I imagine it was quite a job to change a tube in a rotary boiler.  

My kiddo and I have had a lot of fun over the years poking around the OY at 
Chama, whence my email address.

Charles Weston

--- On Tue, 12/21/10, JGG KahnSr <[email protected]> wrote:

From: JGG KahnSr <[email protected]>
Subject: RE: {S-Scale List} snow plow
To: [email protected]
Date: Tuesday, December 21, 2010, 2:46 PM







 



  


    
      
      
      

Rotary plows were a lot more expensive than wedge plows, both to buy and to 
maintain (there was an entire steam engine in there--

most, like wreck cranes, were later dieselized), and the traffic on a route had 
to justify the investment.  Many branchlines had to make

do with just a wedge plow, and in the midwest that often was a homemade job 
(like the Sunshine kit or the Larsen project based on a

MILW prototype) rather than a Russell-type.

In mountainous territory I've read about crews actually dynamiting jams before 
they could attack them with the rotary (which works better on powder snow than 
the iced and impacted kind.  Rotaries worked better in deep cuts where a wedge 
plow had no place to move the snow as it progressed.  In the old days often 
three or four (or presumably more) steam locomotives would push on the plow, 
and often one of the was coupled tender-first to pull the entire train in 
reverse between pushes.  And usually a snow train had a hopper or gondola full 
of coal to replenish tenders as they used up their loads--or, even worse, got 
stuck and needed to keep up steam to prevent freezing the boiler and piping.

Not all plows had a coupler on the front (and those that did took a lot of 
abuse in service), but having one did facilitate moving them in a train or 
removing them from storage on the MOW track when winter threatened.  The 
casting in the Ambroid kit seems to be a kind of pewter, sturdier than the 
usual white-metal, and both it and the headlight are specialty items; one can 
(and I have in other applications) fabricate one out of brass or styrene 
channel or rectangular tubing and bevel the mating surfaces to the plow.  It 
won't be quite as fancy as

the original casting but will do the job.



Jace Kahn



General Manager 

Ceres & Canisteo RR Co./Champlain County Traction Co.
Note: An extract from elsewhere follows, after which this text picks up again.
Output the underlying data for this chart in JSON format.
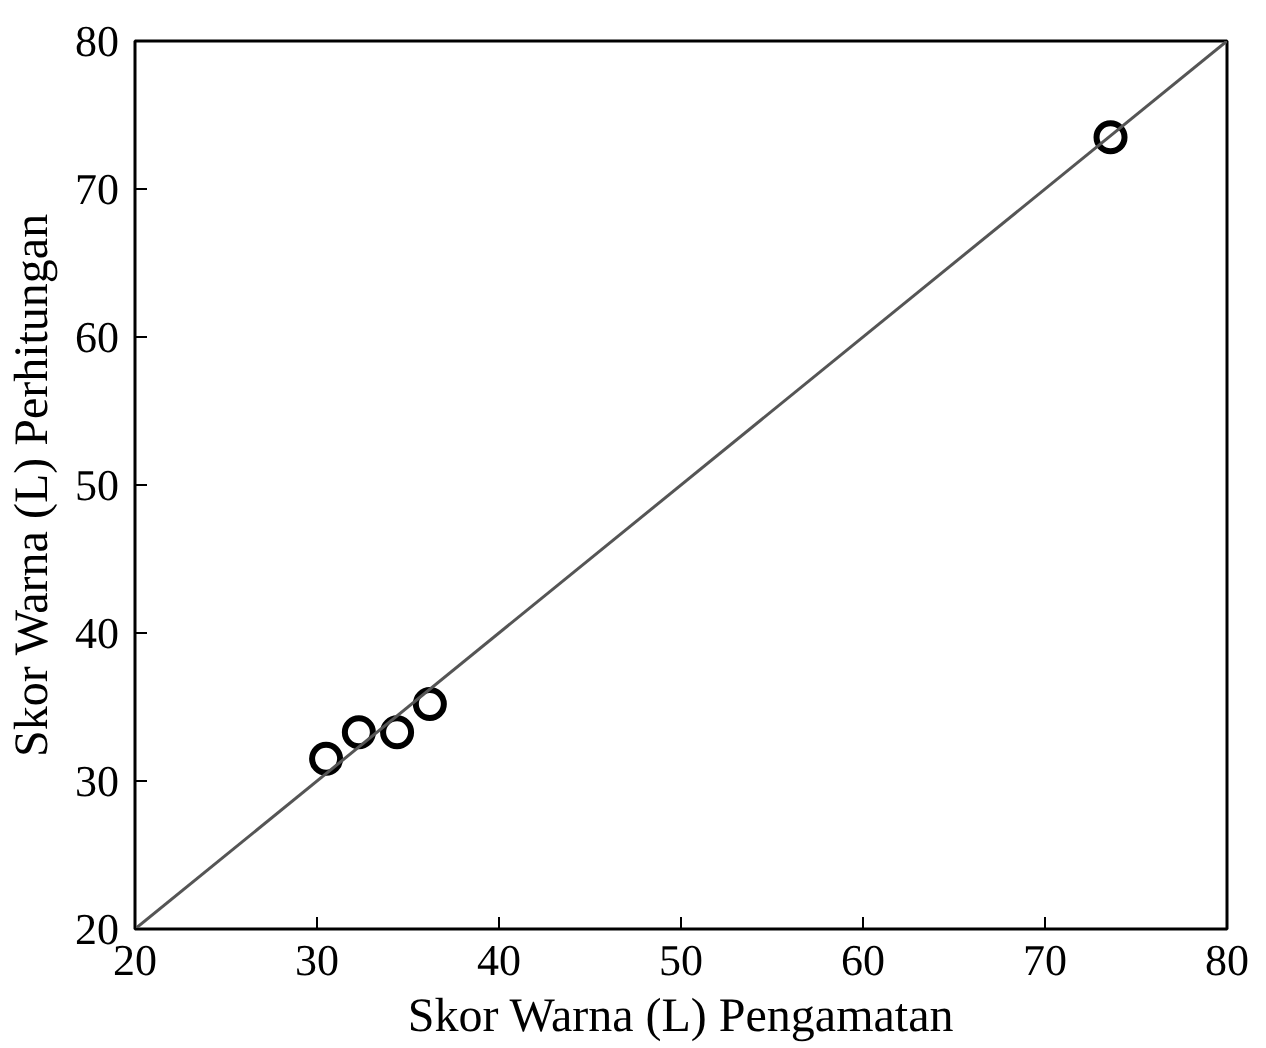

> On 12/21/10 1:56 PM, dhultay wrote:

> >

> > I have an Abroid snow plow kit missing front white metal casting 

> > coupler draft-gear box. Does any body have a source for one, or a 

> > decent substitute?

> > Dennis H. Bloomfield NJ

> >

> > 

> >

> Mine doesn't have one either.  I'm wondering if the prototypes all had 

> them or perhaps they were removed when the crews readied them for winter 

> use.

> 

> Several years go I purchased a VHS video of snowplows pushing snow in 

> Canada.  Pretty interesting overall, but the last segment (as I recall) 

> shows one that derails and goes aerial.  Not exactly 'Americas funnest 

> home video's' but pretty impressive.

> 

> I often wondered why some railroads preferred plows vs the rotary 

> style.  In mountain conditions when there was the possibility of rocks 

> and tree branches being mixed in with the snow the rotaries' blades 

> would be damaged immediately, so they had to stick with plows.  I know 

> on many branch-lines the plows were almost useless if the track required 

> slow speeds--the plow trains just bogged down in the slow running.  I 

> guess both styles are getting a workout in the mid-west and Eastern 

> states.  I wouldn't know as it's nearly 80 today.